One can only admire director Trip Cullman for giving the actors plenty of room to wander off into their own specific worlds, except when they are meant to collide. As Jon, twice Tony-nominated (“Proof,” “Picnic”) Bryggman cannot be faulted for looking dazed and confounded through most of Act I, and can only be praised for the ways and means he uses to finally escape in Act II. Best known for her six-year stint on Saturday Night Live,” Gasteyer makes the most of Virginia’s emotional and physical instability without admitting any sense of reality or reason.

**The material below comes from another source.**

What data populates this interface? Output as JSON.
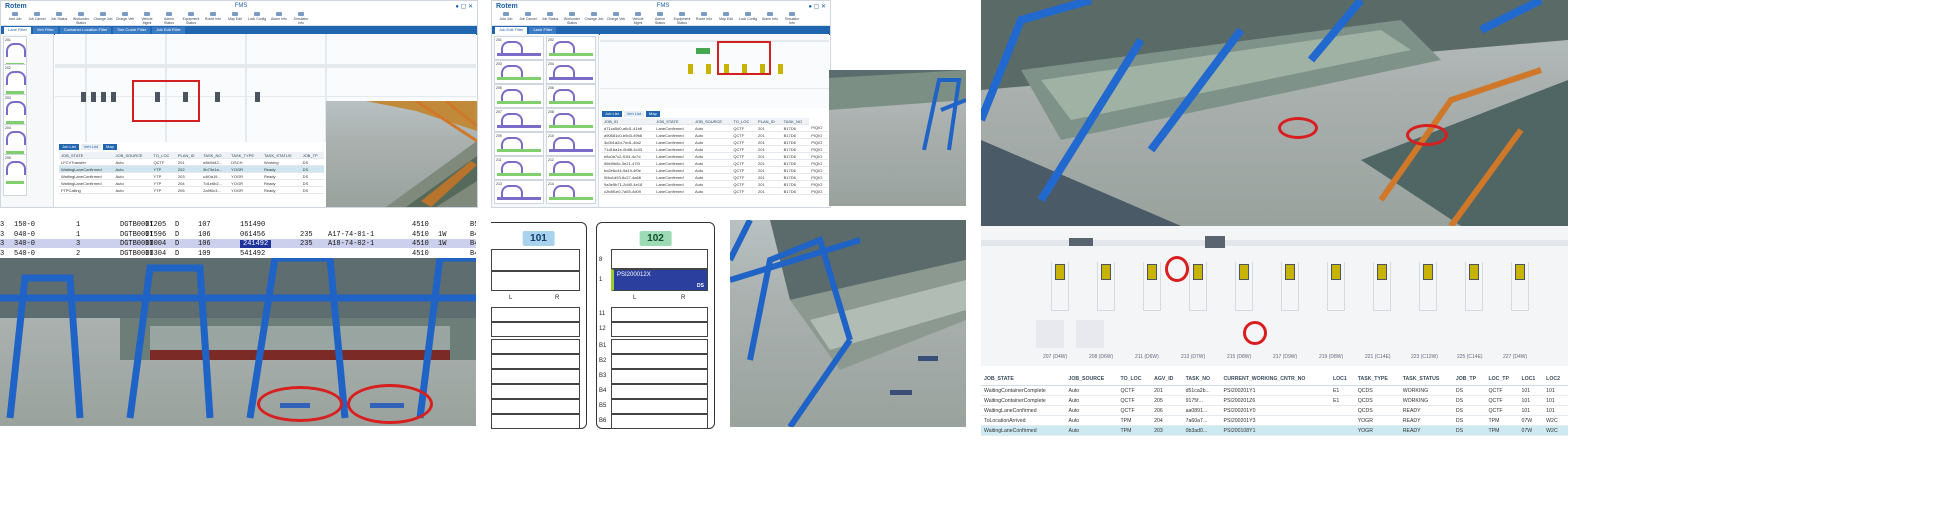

Shawn Hatosy puts the “Neanderthal” Jock through the rigorous, frenetic antics, and out-of-control responses, of your typical steroid-driven youth. Academy Award-winner (“The Piano”) Anna Paquin made a terrific impression last year in Rebecca Gilman’s “The Glory of Living.” But as Jenny, she has little to do but stand around looking bored, fed up, irritated, and trashy chic, all of which she does with arresting aplomb. In her role as Enid, the ineffectual mother and cheating wife, Lyles, whom I praised most recently for her work in “Wilderness of Mirrors” at George Street Playhouse, tries hard to ride the thin line between disingenuous naughtiness and callous indifference. Except for an aborted, mildly amusing living room seduction, the otherwise talented Mark Setlock, of “Fully Committed,” is, once again, fully committed, but to what is anybody’s guess. At least, Takeshi Kata’s bi-level set is functional, which is more than I can say for the play. HH

— Simon Saltzman

Roulette, Ensemble Studio Theater at the John Houseman Theater, 450 West 42nd Street, New York. $49.50 from Tele-Charge at 800-432-7250 or 212-239-6200. Runs through March 14.